My exiftool.exe is in C:Windows folder
Trying to search now how to not open a new cmd window.
thanks anyway
problem solved.
i reduced windows defender level privileges and it worked.
thanks
Wow. I would not have guessed that Windows Defender would cause another cmd.exe window to open. That's just crazy.
Hi Phil,
I followed your posts, thank you for all your help! I tried to export long/lat coordinates in decimal and the time from a bunch of geotagged images and am running into problems.
I am working on a Mac. Here is the code I am using:
exiftool -filename -gpslatitude -gpslongitude -time -T –n DIR > out.csv
I am receiving an error..."n" is not found and is "time" not found.
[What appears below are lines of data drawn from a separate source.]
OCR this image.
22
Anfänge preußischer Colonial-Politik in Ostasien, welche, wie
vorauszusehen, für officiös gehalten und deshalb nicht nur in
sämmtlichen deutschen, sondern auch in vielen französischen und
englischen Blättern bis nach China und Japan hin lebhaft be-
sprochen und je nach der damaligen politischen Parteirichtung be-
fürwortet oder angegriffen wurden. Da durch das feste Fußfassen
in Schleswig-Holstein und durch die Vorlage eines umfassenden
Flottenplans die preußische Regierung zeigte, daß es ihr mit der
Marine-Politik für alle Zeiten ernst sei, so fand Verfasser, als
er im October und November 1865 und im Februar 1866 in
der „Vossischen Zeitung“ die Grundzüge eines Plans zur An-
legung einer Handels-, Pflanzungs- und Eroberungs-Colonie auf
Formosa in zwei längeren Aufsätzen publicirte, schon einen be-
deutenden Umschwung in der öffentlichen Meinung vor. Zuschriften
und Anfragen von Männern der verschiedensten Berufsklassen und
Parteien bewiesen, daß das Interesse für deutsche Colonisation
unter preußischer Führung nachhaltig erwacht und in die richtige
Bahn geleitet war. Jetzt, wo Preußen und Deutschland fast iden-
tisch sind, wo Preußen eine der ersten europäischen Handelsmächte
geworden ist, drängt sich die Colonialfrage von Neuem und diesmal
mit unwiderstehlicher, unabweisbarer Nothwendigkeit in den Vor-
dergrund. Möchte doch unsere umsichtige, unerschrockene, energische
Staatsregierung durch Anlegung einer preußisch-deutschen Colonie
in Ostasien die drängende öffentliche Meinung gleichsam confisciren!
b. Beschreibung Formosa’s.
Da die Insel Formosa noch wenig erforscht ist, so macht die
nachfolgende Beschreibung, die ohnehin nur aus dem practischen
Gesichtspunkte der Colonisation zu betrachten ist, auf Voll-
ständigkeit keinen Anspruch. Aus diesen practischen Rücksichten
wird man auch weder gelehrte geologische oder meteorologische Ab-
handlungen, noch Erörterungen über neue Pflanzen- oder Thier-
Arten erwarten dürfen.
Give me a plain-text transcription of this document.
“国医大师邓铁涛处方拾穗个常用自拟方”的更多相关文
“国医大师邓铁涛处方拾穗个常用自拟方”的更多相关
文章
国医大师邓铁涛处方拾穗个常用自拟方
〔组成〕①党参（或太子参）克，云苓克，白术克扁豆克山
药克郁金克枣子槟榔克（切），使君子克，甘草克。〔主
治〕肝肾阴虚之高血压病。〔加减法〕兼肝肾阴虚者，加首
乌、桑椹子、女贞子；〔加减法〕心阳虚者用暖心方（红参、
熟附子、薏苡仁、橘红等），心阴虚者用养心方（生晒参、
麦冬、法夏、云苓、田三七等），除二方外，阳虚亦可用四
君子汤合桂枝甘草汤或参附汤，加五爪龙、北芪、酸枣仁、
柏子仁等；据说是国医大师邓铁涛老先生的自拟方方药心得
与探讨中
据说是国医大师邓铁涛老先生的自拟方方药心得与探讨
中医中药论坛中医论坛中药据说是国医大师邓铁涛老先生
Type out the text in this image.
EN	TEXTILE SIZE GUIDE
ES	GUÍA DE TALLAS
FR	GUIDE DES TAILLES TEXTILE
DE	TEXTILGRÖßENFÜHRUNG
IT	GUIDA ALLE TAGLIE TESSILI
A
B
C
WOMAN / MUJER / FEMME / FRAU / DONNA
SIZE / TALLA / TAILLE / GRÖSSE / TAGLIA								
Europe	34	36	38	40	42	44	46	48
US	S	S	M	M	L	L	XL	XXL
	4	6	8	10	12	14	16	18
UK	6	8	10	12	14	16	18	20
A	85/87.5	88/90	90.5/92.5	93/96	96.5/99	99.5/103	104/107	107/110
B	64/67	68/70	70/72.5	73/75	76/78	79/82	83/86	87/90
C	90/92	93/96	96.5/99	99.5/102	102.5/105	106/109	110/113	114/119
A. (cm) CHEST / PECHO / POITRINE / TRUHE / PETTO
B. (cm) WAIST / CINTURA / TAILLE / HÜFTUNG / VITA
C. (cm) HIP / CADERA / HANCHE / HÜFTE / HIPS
Any Advice? I tried it yesterday with the simple code [without n and time] and it worked.
Best, Mona
Hi Mona,
What time are you trying to export? GPSTimeStamp (and maybe GPSDateStamp too?) I assume. And your -n problem is because the dash is not a minus character, but instead is some sort of unicode dash.
Try this:
exiftool -filename -gpslatitude -gpslongitude -gpstimestamp -gpsdatestamp -n DIR > out.csv
- Phil
Hii Phil,
I want to ask, how to insert long,lat,alt, to images using exiftool?
i have problem to insert coordinate to my images?
Thank you,
Rizki
Under Windows, it's easier to write GPS coordinates if you have them in decimal format e.g. 40.6892, -74.0445. Additionally, there is a reference tag for each value of Altitude, Latitude, and Longitude to account for whether the value is above/below sea level, North/South, or East/West. So in the case of the above value, you could write:
exiftool -GPSLatitude=40.6892 -GPSLatitudeRef=N -GPSLongitude=-74.0445 -GPSLongitudeRef=W -GPSAltitude=10 -GPSAltitudeRef=Above
Exiftool is smart enough that you can just assign the GPS value to the associated reference tag and it will figure out the correct value (though you'll need a +/- for the GPSAltitudeRef):
exiftool -GPSLatitude=40.6892 -GPSLatitudeRef=40.6892 -GPSLongitude=-74.0445 -GPSLongitudeRef=74.0445 -GPSAltitude=10 -GPSAltitudeRef=+10
See GPS Tags (http://www.exiftool.org/TagNames/GPS.html) for some further information.
Quote from: StarGeek on July 12, 2017, 02:02:40 PMUnder Windows, it's easier to write GPS coordinates if you have them in decimal format
Replying to myself. The problem I always had was trying to escape the double quotes for the seconds with DMS coordinates. After re-reading the link I provided, I finally noticed that exiftool doesn't need those extra bits. It will happily accept the DMS without them. So
-GPSLatitude="40 41 21.2892 N" -GPSLatitudeRef="40 41 21.2892 N" works perfectly well. Today I learned.
Thank you Star,
How about to inject coordinate using .csv file? i have problem when i do that.
Thank you for advice,
Rizki,
Each line of your CSV is enclosed in quotes. That means each line is a single cell. Remove the leading and trailing quote and it should work.
Hello everyone,
I was using the command [exiftool -filename -gpslatitude -gpslongitude -T U1 > out.txt]. When I open the out.txt file I get the names of the image and - - (two dashes). Does that me the images doesn't content GPS fields? I also would like to know which time is the image created time among (Modification, Access, Inode Date/TIme)?
Yes, a dash means the given tag wasn't extracted from the file.
Add -createdate to your command to extract the creation time if it exists in the metadata.
As for filesystem creation date: If you are on Unix the file creation date isn't stored in the filesystem. On Mac, this can be accessed through the MDItemFSCreationDate tag.